Mystery writing conferences are a great opportunity for those of use who work at our craft in isolation most of the time to get together and renew our enthusiasm. This year’s Crime Bake was one of the best, and I came away with lots of things to think about and new books to read. The panels brought a lot of new names and topics, but through it all, writers came back to a few main points about writing and the life of a writer. These are worth keeping in mind no matter who the writer is—the author of a bestseller, of a first book, or of half a dozen mysteries that sell modestly. So here they are, the qualities of a successful writer as reiterated by a number of writers who have achieved a range of success.
First, be persistent. Writing the novel takes time, selling it to a publisher takes time, producing it takes time, and selling it to the book-buying public takes time. It can take twenty years to become an overnight sensation, so keep working year after year after year, and you will continue to learn and grow and eventually get there.
Second, continue to study your craft no matter how many stories or books you have published. There is always more to learn, always something you can do better. Do you struggle with dialogue? Listen to how people talk, transcribe conversations, practice set pieces with two people encountering each other in a café or on the street. Write things outside your comfort zone—write a thriller short story if you’re used to writing traditional stories, practice a fight scene, describe a place you don’t expect to use in a story and how your character moves through it. Read, write, learn.
Third, write with your whole self. This usually comes out as write from the heart, or write what you love to read, or write what you want to read. But however you phrase it, you as the writer must be fully involved in the task of writing the story; if you’re not involved, your reader won’t be either. This also means, write without thinking about who will publish it. Forget what happens when you’re finished—just write the story.

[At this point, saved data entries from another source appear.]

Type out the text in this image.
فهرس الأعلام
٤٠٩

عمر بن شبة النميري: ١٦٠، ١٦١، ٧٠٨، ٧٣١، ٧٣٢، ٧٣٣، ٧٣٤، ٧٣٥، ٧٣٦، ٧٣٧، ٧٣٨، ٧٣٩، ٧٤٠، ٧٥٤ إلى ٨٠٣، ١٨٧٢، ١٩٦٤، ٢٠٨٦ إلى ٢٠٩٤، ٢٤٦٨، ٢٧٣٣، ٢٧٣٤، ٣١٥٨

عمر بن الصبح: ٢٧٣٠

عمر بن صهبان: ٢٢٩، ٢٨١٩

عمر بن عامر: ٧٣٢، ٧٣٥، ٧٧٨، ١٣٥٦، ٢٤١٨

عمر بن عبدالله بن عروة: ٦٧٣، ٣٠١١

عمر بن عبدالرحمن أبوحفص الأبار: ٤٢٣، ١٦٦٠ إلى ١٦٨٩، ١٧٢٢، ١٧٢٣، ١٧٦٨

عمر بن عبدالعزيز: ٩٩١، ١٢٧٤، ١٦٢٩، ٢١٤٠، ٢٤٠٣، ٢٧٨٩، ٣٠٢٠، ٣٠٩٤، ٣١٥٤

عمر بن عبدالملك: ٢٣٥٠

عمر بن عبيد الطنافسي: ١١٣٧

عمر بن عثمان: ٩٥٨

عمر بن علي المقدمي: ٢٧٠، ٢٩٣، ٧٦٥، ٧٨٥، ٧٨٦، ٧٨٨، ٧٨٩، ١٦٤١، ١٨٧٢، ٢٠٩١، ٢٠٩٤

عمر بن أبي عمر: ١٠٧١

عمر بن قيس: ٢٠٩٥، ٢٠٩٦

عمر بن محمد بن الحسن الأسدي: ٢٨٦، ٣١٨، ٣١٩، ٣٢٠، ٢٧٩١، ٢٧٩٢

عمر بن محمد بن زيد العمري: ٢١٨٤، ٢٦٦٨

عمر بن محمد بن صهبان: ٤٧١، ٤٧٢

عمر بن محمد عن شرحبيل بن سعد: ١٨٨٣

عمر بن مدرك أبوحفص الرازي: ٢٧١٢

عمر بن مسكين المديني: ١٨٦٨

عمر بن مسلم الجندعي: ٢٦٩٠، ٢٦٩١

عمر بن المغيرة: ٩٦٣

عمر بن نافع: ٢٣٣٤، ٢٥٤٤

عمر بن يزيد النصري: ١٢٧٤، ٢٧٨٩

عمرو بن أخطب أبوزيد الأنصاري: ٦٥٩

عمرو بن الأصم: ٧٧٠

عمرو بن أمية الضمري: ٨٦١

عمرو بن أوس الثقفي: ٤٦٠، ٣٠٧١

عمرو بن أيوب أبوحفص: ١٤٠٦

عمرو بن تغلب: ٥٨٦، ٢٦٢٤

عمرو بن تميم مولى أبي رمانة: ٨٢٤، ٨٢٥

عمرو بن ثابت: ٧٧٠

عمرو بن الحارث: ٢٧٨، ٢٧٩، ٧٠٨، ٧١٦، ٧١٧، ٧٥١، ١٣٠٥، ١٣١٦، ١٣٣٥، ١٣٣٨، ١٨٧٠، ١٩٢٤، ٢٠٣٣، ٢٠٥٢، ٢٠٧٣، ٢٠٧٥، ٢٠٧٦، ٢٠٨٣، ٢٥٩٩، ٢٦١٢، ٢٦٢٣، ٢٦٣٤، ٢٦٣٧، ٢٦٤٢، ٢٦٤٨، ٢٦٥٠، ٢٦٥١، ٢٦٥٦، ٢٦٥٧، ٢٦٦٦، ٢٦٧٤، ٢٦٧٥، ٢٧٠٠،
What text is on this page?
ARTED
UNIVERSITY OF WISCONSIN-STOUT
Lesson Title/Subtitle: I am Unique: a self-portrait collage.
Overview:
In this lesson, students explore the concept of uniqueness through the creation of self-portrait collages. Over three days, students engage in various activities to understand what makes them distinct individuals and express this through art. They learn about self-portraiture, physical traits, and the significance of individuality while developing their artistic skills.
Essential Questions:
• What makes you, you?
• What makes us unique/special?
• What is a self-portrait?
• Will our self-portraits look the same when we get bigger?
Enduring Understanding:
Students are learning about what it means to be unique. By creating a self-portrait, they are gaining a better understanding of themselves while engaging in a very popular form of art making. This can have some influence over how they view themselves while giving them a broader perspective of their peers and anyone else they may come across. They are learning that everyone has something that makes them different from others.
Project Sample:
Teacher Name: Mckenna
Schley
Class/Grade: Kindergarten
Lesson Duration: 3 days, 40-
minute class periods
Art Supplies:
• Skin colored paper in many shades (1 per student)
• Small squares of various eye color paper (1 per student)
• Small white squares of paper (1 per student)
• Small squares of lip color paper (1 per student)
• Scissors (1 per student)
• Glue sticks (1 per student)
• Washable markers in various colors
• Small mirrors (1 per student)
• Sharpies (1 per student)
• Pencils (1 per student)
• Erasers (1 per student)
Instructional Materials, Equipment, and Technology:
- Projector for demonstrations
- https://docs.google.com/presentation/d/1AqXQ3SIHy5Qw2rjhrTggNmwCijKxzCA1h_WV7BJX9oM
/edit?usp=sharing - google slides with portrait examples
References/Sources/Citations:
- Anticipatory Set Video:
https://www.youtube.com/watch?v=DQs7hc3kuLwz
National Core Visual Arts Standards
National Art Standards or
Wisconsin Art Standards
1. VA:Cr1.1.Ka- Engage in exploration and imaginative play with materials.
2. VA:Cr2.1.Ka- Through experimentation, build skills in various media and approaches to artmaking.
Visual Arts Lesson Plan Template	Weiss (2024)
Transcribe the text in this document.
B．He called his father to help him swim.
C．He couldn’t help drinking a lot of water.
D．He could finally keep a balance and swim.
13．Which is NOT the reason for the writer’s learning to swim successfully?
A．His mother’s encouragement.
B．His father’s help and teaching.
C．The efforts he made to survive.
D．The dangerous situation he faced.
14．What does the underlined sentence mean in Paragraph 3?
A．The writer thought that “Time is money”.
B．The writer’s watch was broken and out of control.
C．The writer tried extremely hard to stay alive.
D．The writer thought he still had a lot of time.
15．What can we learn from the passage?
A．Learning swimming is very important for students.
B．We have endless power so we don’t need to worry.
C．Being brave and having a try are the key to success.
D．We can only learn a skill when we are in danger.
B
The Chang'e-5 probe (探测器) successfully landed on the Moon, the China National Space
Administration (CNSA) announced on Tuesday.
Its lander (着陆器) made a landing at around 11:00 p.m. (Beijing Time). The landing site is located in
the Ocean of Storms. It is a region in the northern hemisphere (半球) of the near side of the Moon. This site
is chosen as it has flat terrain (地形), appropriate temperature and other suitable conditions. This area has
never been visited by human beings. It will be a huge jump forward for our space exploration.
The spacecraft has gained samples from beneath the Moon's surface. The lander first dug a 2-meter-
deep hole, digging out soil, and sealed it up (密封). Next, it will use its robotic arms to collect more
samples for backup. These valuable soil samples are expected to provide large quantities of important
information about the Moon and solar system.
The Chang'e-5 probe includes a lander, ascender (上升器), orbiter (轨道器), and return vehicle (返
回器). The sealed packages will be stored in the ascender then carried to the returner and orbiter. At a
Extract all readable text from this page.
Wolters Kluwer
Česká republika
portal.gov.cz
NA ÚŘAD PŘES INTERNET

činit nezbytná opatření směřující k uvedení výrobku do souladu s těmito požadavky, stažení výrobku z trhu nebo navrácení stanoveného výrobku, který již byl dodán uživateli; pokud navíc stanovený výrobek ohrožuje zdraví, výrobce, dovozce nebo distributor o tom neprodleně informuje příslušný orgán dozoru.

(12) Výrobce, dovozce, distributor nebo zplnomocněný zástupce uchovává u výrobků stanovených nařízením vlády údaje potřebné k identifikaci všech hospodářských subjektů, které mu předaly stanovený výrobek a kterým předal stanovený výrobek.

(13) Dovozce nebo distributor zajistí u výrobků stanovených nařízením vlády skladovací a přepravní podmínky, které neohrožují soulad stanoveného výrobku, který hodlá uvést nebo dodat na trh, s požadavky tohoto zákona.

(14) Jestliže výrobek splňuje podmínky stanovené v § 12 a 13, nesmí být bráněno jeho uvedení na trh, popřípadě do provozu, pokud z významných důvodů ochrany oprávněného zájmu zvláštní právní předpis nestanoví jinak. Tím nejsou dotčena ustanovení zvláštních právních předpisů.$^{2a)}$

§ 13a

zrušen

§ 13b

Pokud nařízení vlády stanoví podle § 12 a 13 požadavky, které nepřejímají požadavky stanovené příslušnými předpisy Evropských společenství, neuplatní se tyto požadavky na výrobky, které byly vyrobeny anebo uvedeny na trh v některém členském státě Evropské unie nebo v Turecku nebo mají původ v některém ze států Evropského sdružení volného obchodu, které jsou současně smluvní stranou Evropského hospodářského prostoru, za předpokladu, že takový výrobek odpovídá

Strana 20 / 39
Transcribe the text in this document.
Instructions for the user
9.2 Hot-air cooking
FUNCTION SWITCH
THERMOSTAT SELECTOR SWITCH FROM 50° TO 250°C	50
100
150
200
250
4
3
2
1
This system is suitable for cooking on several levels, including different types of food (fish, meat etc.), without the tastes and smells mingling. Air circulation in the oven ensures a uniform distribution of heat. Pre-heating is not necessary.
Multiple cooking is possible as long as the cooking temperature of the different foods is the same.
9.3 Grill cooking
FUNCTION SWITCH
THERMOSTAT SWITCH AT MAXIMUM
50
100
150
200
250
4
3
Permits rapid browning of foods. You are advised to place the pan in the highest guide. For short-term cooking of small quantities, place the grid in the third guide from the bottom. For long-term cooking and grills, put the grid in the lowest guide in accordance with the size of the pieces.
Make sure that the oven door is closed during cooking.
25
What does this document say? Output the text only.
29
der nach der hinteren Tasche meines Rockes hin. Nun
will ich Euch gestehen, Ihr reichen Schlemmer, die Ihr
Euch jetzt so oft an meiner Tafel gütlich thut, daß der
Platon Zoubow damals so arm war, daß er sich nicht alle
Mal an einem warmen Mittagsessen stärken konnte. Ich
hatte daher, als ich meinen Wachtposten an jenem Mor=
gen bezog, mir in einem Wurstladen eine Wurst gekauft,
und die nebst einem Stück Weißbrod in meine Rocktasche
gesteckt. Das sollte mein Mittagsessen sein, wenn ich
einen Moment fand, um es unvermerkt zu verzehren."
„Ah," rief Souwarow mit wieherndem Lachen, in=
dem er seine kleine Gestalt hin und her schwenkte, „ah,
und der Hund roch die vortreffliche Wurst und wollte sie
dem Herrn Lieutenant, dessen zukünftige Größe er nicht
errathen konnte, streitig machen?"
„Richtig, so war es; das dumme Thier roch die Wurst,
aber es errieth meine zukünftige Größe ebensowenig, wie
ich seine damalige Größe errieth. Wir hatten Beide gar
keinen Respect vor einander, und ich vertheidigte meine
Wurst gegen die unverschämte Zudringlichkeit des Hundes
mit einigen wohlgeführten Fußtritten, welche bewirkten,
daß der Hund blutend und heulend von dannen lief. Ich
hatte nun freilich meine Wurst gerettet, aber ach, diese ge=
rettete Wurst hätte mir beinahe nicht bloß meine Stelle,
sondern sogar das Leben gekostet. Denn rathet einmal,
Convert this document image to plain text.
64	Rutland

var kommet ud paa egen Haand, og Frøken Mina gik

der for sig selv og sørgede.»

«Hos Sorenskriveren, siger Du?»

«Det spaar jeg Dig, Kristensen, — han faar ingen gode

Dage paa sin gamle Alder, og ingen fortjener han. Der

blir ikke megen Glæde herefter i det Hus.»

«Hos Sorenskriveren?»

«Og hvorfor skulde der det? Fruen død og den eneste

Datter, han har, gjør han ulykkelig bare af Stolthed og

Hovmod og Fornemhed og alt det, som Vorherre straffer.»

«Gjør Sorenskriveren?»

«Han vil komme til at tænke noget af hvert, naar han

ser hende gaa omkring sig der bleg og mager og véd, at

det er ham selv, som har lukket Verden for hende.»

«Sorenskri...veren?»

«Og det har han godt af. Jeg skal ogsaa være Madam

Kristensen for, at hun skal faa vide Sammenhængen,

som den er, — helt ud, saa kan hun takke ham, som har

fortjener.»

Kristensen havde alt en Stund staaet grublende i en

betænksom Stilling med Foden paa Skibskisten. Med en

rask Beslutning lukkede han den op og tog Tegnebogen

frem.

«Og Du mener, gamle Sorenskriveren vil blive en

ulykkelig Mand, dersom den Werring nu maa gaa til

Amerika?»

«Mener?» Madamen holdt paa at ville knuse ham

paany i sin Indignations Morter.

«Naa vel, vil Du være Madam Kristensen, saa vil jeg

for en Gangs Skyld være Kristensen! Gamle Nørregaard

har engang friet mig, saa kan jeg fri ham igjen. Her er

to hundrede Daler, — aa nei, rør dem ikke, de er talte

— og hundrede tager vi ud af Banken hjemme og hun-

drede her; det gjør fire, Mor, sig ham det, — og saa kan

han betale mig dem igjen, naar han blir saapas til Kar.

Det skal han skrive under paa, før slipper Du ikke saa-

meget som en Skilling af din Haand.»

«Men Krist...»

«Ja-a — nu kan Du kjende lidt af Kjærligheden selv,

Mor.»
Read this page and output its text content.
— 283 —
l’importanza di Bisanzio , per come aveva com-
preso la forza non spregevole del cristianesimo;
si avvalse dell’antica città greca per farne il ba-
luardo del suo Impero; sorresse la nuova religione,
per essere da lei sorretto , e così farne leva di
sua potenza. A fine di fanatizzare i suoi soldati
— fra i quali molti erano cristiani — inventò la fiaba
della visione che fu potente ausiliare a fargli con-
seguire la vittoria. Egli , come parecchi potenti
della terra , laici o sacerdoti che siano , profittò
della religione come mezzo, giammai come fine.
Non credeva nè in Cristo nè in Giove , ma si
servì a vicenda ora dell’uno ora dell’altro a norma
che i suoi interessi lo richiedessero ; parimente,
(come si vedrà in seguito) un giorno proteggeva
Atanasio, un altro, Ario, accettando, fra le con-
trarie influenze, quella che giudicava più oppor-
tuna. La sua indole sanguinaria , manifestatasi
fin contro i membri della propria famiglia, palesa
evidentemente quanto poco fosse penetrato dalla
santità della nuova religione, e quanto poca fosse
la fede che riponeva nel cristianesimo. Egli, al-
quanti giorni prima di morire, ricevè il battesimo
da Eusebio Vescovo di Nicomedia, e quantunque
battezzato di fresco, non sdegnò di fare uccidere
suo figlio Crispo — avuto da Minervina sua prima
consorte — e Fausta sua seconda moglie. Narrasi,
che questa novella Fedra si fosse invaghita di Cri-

Fourth, forget about following trends. By the time you finish your book, the trend will be petering out and the editors will have moved on to something else. Even worse, if you’re writing to a trend you’re liable to be writing poorly, writing something that you don’t truly care about, and it will show.
Fifth, don’t complain about how hard this business is. If it were easy, every single person you know would be a writer and everyone would be successful (how that would work out mathematically for book sales I don’t really know). Don’t complain about the agents or editors or reviewers; they’re not going to change for you or anyone else, and they are, for the most part, doing a great job in a difficult business. Their life isn’t any easier than yours. Your job is to write, and leave the rest of it to others.
Sixth, accept the fact that luck will play a role somewhere along the line, so be ready. Write that book, send it out, and show up at events and conferences. You want to be ready when Lady Luck decides to smile on you.
There may be more core rules than these six, but I think these are pretty sound. As I listened to the other writers talk and share stories, I could hear these rules underlying their commitment to their writing.